2. Banyaknya partai yang mewakili sekian banyak suara rakyat, yaitu banyaknya suara rakyat terpaksa diperlukan juga sekian banyak partai sehingga semua inspirasi yang datang dari rakyat akan dibawa kemajlis lebih tinggi. Dengan kata lain, karena aspirasi rakyat terlampau banyak, maka terpaksa menggunakan sekian banyak partai dan dengan itu semua, maka aspirasi mereka dapat ditransfer melalui partai.
3. Terjadinya pengkotakan aspirasi suara rakyat. Seiring dengan adanya interes partai yang seringnya menggunakan slogan keinginan rakyat.
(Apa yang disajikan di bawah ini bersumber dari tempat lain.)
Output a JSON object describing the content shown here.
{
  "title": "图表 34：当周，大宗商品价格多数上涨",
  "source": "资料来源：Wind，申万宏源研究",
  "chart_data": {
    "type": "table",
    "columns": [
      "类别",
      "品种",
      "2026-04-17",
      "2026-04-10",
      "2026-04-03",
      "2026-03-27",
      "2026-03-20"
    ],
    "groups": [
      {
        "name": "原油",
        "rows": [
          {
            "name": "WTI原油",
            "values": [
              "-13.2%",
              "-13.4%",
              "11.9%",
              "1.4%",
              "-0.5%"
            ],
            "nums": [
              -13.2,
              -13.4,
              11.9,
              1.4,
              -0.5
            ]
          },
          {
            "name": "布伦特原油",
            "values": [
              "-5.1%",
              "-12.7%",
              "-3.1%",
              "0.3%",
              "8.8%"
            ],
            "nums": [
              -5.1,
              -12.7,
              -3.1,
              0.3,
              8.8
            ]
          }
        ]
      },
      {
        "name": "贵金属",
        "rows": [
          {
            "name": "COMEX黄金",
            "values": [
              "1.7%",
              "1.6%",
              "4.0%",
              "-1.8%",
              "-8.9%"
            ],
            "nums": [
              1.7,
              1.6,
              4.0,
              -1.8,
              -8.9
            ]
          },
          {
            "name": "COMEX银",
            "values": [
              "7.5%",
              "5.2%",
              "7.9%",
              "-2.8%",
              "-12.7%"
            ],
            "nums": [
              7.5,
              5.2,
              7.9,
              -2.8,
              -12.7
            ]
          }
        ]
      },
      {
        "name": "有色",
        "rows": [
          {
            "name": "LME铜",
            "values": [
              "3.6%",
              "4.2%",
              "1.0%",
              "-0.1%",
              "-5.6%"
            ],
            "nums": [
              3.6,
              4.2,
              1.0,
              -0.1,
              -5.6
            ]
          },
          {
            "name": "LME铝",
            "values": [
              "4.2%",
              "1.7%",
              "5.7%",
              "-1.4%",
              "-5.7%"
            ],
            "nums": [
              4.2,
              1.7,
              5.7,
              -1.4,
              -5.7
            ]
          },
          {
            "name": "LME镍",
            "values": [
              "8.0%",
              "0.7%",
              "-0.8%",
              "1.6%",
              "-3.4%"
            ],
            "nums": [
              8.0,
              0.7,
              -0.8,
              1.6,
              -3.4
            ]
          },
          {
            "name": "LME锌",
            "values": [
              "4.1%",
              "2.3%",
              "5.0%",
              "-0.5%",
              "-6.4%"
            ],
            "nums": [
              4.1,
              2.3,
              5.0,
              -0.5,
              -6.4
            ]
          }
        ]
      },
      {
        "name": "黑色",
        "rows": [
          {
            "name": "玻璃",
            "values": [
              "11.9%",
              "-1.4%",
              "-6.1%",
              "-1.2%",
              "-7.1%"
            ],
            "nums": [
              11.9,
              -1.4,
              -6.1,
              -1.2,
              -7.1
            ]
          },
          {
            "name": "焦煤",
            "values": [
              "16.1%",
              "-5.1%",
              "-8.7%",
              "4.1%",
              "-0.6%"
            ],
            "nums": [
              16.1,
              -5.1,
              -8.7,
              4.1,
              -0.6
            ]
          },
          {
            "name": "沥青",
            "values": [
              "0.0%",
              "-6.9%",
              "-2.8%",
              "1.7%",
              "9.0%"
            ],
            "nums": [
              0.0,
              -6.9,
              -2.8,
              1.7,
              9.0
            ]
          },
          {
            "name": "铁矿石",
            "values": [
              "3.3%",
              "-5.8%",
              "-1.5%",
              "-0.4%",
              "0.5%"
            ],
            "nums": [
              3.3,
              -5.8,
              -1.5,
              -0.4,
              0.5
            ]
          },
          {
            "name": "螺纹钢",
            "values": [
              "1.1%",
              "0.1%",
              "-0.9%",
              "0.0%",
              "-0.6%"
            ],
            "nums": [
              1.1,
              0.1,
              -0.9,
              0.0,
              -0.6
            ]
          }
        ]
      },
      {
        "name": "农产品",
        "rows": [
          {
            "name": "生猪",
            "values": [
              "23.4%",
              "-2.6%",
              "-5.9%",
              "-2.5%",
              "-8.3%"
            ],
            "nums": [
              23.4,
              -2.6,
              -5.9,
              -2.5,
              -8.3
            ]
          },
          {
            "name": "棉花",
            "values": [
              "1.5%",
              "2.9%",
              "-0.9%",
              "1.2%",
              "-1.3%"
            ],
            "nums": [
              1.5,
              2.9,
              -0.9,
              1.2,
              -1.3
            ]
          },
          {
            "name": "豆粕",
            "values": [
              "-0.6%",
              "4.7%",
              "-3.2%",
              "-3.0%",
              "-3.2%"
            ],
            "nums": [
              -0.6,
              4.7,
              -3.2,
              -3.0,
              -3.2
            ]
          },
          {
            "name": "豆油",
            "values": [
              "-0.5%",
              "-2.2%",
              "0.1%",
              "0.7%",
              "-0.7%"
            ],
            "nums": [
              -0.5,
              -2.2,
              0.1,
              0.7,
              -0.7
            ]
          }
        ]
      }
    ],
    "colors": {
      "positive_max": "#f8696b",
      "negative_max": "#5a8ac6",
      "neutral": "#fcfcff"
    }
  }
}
Peluang terjadinya perselisihan dalam mewakili “aspirasi” rakyat itu sendiri disebabkan apa yang mereka wakili dan inginkan tidak ketahui. Parah lagi jika, perselisihan asirasi dan interest itu terjadi pada peringkat yang lebih tinggi. Oleh karena itu banyaknya partai, minimalnya suara rakyat tidak sepenuhnya diwakili oleh partai atau partai tidak lagi sepenuhnya mewakili aspirasi rakyat.
4. Rakyat menyuarakan aspirasinya hanya sebatas memilih lambang partai. Dimana aspirasi rakyat tidak lebih dari pada bentuk dukungan pada partai yang dipilihnya, ditambah pula iming-iming harapan dan keinginan rakyat akan dibawa melalui partai. Dengan memilih partai, secara otomaits mereka telah memberikan amanat aspirasinya kepada partai. Yaitu aspirasi rakyat adalah aspirasi partai.
5. Rakyat memilih partai yang mana saja, karena rakyat yakin apapun nama partai akan sama-sama membawakan aspirasi rakyat.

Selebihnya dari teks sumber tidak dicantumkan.